The IC program must have an infection prevention specialist who is certified in infection prevention control by the Certification Board of Infection Control and Epidemiology or other regional, national or international certifying body; or the facility must have an epidemiologist with a minimum of a master’s degree or equivalent.
We provided a table/matrix of key element hazard conditions, control points, monitoring, limits and corrective actions per ASHRAE 188 section 6. The analysis showed the drawings meet ASHRAE 188 4.3.2 Healthcare Facility Requirements and section 4.2, including sections 6 and 7, as outlined in the analysis. We also provided the requirements for UFC, UFGS and AER 200-1.
We believe that all qualifications in ASHRAE 188 section 4.1, 4.2 and 4.3.2 will be met. If the project meets all the qualifications, then it shall comply with sections 4.2, 6 and 7, or the requirements in Normative Annex A.
The project is fed through an elevated storage tank, which is chlorinated to 0.2 ppm at the water storage tank. It is then fed to the water main loop around the complex, which feeds each building. The line serving each building will have dual backflow preventers and a future connection for a chlorination unit to be installed (temporarily) if required to mitigate a Legionella or pathogen outbreak in the domestic water system.

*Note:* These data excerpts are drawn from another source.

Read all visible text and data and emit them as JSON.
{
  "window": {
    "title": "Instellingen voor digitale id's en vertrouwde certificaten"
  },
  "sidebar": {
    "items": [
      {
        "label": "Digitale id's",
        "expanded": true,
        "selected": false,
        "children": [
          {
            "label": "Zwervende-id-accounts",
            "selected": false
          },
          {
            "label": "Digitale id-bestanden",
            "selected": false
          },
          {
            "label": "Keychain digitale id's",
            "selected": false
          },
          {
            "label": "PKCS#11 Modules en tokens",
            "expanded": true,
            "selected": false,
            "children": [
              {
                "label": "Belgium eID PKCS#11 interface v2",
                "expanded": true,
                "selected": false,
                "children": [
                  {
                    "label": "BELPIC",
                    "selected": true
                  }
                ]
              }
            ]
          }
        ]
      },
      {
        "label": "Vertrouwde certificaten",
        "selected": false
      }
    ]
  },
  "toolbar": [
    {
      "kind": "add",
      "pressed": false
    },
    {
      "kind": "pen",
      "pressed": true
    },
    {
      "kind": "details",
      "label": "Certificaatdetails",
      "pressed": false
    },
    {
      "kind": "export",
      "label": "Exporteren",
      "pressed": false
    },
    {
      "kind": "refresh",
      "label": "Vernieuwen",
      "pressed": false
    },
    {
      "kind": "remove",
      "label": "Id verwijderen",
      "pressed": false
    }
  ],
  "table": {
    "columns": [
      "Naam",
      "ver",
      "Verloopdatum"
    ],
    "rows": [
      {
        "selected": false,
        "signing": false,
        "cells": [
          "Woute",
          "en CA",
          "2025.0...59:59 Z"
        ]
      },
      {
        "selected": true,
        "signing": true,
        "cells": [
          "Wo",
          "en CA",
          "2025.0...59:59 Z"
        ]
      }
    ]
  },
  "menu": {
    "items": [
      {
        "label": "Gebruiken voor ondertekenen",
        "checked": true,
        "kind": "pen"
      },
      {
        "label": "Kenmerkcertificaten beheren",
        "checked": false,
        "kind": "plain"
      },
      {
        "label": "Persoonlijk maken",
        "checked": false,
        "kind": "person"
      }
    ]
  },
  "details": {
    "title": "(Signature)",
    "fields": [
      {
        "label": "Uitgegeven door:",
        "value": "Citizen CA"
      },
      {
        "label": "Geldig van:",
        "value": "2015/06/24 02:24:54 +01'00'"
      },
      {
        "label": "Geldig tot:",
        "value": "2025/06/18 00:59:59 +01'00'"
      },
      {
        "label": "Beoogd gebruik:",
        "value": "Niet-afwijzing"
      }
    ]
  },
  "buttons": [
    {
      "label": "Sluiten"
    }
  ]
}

The storage shall have chlorine, pH, temperature and level monitoring sensors, which report to the building management system (BMS) located at the central utility plant, and recorded for the annual report.
Included at the entry of each building will be a water-quality monitoring system that will perform two tasks. First, it will monitor chlorine, pH (5.5-9.2) and temperature levels and send signals to the BMS, which will trigger an alarm to have a maintenance staff member evaluate the water storage tank levels and provide corrections if required. Second, it will monitor chlorine, pH and temperature levels and send data back to the BMS to monitor and record chlorine levels for the annual report.
The cold-water lines serving areas of low use and end-of-service runs will be automatically flushed periodically by a monitored temperature sensor and timer at least once every 24 hours if not automatically flushed by the temperature sensor.
Hot water will be generated using instantaneous heat exchangers generating 140 F water. Hot water will be circulated (looped) at that temperature, which exceeds the UFC 4-510-01 section 9-2.6.2 requirement. This requires 122 F maximum temp and a return of 115 F at a maximum loss of 6 degrees. Hot water will be routed to within 10 feet of a faucet, which exceeds UFC 4-510-01 section 9-188.8.131.52 that requires a maximum of 20 feet. The faucets have thermostatic mixing valves, which will reduce hot water down to a 120 F delivery temperature.
The FGS shall be followed regarding providing secondary chlorination, which is permitted based on the NATO SOFA, Article 48 and 53, paragraph 1. The project will make attempts to meet German requirements; however, the USACE will retain the ability to raise chlorine levels from 0.2 ppm up to 0.4 ppm to control Legionella and other bacteria in the water supply.
When involved in an international health care collaborative approach, it is best to set aside what you know and open your mind to how other parts of the world treat their drinking water. Take what you have learned and evaluate it to see if the processes can be applied elsewhere.
From this experience, I came away with a better understanding of how others around the globe design to alleviate the formation of Legionella. I intend to use what I have learned to better my designs going forward.